Welcome to Project Lightspeed. This is a project that allows anyone to easily deploy their own sub-second latency live-streaming server. In its current state you can stream from OBS [1] and watch that stream back from any desktop browser.
This has been a super fun project which has taught me more than any other project I have done. It uses Rust, Go and React and can be deployed fairly easily on a very lightweight server. For example, I have been doing my test streams on a $5 Digital Ocean droplet and the CPU usage is at around 20%. Granted not a lot of people are watching however it is more lightweight than a solution such as Janus.
The point of this project is twofold. First I wanted to learn more about WebRTC and real-time communication in general. Second, I wanted to provide a platform where people can setup their own little live-stream environment. Maybe you just want a place where you and some friends can hang out or you are sick of the main-stream platforms.

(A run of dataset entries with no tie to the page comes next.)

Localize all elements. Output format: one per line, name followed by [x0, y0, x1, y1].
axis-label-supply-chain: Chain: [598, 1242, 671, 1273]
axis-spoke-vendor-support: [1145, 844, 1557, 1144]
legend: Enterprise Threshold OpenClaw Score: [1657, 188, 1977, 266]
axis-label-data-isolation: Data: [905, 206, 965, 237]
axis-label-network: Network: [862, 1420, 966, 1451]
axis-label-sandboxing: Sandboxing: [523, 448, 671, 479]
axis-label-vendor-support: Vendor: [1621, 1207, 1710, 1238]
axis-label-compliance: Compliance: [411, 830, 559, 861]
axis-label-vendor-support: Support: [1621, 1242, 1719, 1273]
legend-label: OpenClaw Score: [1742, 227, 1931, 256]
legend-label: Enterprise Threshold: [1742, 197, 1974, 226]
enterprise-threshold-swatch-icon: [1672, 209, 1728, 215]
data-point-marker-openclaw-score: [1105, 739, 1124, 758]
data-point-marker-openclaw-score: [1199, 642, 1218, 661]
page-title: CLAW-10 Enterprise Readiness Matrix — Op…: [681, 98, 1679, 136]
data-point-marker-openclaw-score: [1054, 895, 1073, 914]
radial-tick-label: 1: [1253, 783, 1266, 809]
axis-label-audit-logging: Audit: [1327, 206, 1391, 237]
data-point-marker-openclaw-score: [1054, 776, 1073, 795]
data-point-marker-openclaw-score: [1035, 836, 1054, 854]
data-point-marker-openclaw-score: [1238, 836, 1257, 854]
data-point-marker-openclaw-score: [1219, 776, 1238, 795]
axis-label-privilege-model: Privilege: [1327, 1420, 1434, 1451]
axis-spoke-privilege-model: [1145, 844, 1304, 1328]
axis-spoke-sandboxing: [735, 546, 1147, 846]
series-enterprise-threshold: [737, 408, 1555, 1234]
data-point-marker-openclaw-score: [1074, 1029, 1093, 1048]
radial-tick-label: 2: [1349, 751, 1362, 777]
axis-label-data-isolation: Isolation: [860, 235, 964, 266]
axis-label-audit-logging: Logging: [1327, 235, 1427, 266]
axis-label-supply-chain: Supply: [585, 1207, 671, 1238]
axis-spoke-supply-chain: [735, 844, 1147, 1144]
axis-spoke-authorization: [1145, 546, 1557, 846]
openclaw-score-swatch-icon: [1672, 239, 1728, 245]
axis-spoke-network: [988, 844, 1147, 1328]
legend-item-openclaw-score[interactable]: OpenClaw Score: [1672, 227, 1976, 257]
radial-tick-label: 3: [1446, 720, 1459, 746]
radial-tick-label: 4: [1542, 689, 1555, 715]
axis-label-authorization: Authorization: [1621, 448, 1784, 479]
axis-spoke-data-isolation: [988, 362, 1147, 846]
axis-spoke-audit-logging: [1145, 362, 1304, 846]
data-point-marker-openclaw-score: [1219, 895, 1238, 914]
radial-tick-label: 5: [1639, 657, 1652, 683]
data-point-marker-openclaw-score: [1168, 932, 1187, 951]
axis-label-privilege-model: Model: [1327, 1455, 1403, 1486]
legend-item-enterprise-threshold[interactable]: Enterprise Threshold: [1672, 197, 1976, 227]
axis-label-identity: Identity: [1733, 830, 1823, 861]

Anyhow as of writing this post it is v0.1.0 and considered an MVP release. In the coming months I (and hopefully some of you :)) will be adding more features and trying to flesh this out into as much of a full featured platform as possible. Feel free to take a look at the repo and let me know what you all think :)
[1] Open Broadcast Software (OBS): https://obsproject.com/
As an aside, I’ve noticed you’re building out your own stream protocol stack (FTL/LightSpeed). What’s the reasoning there? Seems slightly inconvenient to have to “hack” OBS to make the output stream work. Will FTL support be merged into OBS in the future?
If you’re just trying to avoid the latency of RTMP then I might suggest considering the existing SRT protocol[1]. It’s been open source for a while and is well-established(native support in OBS core and optional in FFMPEG). Seems to already solve a lot of the transport-level stuff that you’re working on with FTL.